А на днях из газеты «Нью-Йорк таймс» я узнал о другом выпускнике российского медвуза и тоже палестинце докторе Аль Джару. Хирурге, помогающем раненым в госпитале в Газе. Хамасские боевики засели в соседнем с его домом здании и открыли ракетную пальбу по израильской территории.
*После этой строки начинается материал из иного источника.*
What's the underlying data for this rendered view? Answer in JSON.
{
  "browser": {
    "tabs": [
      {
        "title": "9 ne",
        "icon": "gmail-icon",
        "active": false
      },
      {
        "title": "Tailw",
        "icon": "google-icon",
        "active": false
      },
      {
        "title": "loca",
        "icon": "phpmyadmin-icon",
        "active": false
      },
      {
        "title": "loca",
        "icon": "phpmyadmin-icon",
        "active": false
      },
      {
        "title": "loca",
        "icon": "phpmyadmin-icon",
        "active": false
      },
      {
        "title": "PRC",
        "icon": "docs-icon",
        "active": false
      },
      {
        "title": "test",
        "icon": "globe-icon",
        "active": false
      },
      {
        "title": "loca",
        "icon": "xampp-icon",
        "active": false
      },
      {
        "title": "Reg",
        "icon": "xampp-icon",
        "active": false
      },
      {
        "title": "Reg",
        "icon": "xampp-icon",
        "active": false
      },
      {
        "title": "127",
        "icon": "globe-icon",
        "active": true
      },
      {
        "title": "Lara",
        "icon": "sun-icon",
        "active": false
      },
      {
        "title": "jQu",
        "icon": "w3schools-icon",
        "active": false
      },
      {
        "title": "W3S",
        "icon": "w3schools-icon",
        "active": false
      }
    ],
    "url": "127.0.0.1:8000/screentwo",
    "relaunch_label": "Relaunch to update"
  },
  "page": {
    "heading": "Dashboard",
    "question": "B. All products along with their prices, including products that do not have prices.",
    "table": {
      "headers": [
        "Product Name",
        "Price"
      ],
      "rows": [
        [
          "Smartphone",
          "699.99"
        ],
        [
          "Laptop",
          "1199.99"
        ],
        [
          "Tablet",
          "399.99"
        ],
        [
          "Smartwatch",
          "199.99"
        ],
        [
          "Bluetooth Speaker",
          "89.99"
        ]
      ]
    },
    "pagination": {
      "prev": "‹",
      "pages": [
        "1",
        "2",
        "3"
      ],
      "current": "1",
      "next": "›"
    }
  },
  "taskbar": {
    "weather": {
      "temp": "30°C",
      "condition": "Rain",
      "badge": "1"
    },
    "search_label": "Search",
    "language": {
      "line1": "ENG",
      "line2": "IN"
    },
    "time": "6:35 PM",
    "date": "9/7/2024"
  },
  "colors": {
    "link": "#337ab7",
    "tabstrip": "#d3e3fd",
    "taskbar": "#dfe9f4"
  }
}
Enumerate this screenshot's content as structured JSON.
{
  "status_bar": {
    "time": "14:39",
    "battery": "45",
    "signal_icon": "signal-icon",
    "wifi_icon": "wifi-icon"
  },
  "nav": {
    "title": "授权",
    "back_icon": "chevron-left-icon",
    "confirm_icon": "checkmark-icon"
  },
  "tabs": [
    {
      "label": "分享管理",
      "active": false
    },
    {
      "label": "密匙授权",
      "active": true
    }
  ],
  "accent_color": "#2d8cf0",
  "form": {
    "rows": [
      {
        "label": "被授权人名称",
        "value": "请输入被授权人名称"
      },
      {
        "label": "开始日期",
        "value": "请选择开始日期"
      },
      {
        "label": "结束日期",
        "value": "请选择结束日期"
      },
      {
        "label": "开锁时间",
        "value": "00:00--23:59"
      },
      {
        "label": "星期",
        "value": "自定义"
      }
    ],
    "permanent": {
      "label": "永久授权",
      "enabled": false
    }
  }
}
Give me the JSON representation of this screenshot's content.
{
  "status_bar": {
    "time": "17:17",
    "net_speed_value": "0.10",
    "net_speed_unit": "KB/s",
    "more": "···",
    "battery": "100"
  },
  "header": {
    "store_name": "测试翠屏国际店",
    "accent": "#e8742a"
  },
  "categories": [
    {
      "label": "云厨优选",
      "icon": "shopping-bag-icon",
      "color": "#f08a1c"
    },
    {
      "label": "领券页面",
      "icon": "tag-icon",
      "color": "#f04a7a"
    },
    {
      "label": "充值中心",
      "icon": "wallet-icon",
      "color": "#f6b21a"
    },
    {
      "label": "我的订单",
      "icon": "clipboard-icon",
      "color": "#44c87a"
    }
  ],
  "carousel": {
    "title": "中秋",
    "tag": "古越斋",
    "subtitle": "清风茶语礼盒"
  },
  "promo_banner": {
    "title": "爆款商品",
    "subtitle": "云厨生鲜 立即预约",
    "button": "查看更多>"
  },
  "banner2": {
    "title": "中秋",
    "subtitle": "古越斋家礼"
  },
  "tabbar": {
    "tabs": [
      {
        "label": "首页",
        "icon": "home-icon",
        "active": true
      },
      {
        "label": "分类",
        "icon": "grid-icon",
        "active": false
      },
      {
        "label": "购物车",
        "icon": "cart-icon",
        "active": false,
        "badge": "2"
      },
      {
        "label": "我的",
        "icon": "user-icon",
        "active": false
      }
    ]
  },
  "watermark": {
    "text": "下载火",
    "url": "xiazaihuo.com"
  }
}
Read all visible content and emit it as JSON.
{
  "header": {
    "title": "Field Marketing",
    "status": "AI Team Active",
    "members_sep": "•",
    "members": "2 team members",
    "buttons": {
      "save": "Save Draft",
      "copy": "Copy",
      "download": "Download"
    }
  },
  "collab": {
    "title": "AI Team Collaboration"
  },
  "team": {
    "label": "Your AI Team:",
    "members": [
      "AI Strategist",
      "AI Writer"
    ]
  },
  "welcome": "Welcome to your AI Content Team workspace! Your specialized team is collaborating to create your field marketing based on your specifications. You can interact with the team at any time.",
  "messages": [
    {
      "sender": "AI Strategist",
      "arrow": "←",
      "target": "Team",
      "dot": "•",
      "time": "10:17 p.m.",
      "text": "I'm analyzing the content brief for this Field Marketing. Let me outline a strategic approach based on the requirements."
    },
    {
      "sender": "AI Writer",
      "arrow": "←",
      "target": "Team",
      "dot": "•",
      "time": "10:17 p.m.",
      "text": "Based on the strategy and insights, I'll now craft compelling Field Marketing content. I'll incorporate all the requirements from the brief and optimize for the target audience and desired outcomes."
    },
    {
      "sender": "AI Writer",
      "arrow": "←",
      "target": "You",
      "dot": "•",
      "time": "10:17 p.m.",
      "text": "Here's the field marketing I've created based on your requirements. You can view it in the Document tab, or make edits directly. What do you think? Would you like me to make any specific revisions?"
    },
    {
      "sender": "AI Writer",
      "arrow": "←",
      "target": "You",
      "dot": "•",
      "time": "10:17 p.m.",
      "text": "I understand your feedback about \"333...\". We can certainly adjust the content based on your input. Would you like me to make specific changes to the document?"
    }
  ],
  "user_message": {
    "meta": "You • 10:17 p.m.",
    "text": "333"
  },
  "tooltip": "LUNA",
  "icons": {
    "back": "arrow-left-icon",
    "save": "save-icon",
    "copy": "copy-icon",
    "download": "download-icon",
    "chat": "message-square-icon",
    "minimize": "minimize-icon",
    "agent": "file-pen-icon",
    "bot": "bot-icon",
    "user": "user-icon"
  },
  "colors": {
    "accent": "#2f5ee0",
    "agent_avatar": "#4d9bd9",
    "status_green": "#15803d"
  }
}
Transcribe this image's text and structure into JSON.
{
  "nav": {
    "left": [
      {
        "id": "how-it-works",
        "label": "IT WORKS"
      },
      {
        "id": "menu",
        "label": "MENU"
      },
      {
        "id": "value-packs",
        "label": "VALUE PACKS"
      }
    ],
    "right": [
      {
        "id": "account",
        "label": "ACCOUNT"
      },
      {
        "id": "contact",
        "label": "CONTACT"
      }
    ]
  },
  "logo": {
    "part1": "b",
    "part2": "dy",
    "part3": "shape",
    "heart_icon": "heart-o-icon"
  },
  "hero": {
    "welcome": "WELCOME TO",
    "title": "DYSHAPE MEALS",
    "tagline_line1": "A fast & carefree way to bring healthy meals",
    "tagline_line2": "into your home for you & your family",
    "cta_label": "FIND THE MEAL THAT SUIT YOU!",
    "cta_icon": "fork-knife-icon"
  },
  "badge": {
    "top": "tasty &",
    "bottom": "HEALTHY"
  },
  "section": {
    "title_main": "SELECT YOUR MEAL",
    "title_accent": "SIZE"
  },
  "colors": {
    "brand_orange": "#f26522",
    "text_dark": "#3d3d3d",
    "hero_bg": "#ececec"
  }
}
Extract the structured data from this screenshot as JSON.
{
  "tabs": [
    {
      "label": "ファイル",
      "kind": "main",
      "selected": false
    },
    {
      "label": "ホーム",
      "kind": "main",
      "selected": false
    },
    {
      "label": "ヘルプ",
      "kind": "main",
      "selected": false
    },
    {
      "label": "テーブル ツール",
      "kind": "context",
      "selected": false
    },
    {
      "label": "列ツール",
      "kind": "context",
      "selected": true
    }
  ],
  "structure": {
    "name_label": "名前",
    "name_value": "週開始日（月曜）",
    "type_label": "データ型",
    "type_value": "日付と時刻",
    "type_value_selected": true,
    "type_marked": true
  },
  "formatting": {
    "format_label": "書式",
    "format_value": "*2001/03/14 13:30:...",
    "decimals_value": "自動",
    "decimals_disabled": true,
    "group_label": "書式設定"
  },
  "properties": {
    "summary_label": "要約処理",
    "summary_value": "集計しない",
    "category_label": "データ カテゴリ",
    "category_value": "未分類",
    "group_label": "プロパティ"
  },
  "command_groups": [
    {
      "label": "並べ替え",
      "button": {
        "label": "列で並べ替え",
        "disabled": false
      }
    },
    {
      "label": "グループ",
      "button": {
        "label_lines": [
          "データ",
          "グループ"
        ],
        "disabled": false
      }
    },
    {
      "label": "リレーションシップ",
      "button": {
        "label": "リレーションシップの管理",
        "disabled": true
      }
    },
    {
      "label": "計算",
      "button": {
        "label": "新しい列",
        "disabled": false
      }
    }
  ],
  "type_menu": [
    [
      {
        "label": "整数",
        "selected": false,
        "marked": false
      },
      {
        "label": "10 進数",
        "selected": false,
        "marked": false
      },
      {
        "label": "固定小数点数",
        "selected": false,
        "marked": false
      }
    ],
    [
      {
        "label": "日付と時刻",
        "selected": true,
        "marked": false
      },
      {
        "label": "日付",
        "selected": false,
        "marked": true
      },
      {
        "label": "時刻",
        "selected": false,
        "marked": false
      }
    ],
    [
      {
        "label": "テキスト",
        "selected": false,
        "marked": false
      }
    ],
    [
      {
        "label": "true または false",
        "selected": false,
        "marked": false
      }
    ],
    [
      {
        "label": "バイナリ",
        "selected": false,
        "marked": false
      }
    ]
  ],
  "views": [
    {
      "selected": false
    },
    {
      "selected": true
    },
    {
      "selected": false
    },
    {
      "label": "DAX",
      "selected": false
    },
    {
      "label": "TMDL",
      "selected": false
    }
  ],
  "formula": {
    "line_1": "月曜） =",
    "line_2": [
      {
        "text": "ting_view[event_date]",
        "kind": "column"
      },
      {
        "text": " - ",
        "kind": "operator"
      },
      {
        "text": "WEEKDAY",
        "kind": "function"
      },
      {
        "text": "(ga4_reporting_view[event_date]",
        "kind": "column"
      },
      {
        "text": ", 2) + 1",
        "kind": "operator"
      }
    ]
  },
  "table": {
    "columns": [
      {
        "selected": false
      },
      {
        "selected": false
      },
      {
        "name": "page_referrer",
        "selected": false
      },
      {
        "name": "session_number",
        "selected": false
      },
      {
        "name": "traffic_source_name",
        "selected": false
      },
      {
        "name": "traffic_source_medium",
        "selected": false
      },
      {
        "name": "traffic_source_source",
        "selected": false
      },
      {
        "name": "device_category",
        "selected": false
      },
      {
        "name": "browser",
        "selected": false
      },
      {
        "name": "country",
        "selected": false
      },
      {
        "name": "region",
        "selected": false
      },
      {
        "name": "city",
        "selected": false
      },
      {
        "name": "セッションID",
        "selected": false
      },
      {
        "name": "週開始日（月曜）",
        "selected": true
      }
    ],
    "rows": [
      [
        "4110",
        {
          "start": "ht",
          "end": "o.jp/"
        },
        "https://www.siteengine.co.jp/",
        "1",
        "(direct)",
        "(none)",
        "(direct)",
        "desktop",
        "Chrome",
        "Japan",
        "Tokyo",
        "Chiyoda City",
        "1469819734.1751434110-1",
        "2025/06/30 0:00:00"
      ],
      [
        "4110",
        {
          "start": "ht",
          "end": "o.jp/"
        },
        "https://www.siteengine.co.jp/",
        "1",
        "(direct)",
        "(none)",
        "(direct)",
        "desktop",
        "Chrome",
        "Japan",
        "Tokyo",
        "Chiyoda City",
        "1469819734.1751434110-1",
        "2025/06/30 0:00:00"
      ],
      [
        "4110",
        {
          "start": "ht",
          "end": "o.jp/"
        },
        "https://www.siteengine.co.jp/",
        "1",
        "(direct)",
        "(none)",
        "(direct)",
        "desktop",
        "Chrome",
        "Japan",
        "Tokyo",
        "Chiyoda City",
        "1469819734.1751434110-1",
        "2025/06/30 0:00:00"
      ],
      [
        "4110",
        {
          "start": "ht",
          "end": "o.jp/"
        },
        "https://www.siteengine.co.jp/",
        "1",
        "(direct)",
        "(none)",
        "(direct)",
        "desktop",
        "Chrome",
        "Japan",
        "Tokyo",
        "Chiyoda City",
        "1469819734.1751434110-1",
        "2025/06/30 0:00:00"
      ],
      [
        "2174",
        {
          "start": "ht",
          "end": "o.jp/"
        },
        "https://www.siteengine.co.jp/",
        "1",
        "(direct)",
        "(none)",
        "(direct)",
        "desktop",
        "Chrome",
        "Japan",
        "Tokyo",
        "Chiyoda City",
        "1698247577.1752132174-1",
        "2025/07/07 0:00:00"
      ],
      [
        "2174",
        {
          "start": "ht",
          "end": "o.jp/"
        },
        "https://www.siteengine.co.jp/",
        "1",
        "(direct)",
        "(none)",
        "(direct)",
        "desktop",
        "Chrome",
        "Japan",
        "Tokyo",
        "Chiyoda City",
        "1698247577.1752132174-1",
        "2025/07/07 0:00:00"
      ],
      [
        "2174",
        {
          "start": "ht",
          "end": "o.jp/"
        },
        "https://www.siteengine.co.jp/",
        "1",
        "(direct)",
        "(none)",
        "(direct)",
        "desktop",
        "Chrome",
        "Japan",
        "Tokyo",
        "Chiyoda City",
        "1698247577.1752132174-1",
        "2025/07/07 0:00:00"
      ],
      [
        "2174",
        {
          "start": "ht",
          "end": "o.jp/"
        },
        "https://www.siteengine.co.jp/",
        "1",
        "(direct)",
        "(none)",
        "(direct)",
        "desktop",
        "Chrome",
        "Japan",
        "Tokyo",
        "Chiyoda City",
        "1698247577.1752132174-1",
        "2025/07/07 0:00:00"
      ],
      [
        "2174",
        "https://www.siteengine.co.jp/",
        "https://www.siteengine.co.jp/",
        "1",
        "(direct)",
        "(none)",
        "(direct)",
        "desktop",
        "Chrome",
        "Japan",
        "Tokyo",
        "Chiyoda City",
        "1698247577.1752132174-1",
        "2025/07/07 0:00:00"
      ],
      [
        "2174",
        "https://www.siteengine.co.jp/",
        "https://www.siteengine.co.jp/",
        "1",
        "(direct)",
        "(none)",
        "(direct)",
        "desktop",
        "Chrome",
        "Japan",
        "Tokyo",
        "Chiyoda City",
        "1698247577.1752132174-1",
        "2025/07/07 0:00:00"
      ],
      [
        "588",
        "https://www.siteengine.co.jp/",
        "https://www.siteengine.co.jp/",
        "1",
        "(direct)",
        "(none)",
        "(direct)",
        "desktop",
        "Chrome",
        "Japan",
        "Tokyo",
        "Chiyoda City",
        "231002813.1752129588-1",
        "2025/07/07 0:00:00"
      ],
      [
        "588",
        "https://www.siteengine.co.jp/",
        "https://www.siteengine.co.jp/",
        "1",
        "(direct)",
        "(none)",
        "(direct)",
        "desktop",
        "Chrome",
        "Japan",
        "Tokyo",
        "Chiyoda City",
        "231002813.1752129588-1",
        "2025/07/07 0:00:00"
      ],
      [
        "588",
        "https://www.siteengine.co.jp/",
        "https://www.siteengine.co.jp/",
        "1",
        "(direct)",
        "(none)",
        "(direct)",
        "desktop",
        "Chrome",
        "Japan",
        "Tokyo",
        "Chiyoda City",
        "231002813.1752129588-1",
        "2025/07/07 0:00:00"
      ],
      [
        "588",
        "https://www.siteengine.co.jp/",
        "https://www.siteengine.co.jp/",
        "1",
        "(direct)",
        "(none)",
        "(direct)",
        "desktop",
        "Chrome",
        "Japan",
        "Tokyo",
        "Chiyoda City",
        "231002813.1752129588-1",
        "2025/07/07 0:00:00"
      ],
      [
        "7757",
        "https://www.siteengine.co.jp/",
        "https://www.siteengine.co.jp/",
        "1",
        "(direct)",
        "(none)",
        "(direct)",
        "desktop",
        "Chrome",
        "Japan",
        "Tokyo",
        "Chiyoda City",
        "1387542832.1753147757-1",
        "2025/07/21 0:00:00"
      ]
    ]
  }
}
От ответного огня погибла его жена Альбина, родом из Украины, и годовалый сын. «У Альбины был украинский паспорт, и она могла уехать с детьми, но осталась со мной», - доктор Джару рыдает, рассказывая репортеру «Нью-Йорк Таймс» свою историю. «Моя жена была разрезана снарядом пополам, и я был вынужден оставить ее тело дома».

А «Скорая помощь» доставляет в госпиталь раненых. Двадцатилетний боевик со шрапнелью в ноге требует немедленного лечения. «Побыстрее, - радостно улыбаясь, командует он доктору Джару, - мне надо скорее возвращаться убивать израильтян». «Чему вы радуетесь? - спрашивают боевика, показывая на тяжелораненых людей, окруженных членами их семей. - Разве вы не видите, как страдают эти люди?» «Я тоже человек, - парирует хамасовец - они потеряли близких как мучеников. Я тоже хочу быть мучеником».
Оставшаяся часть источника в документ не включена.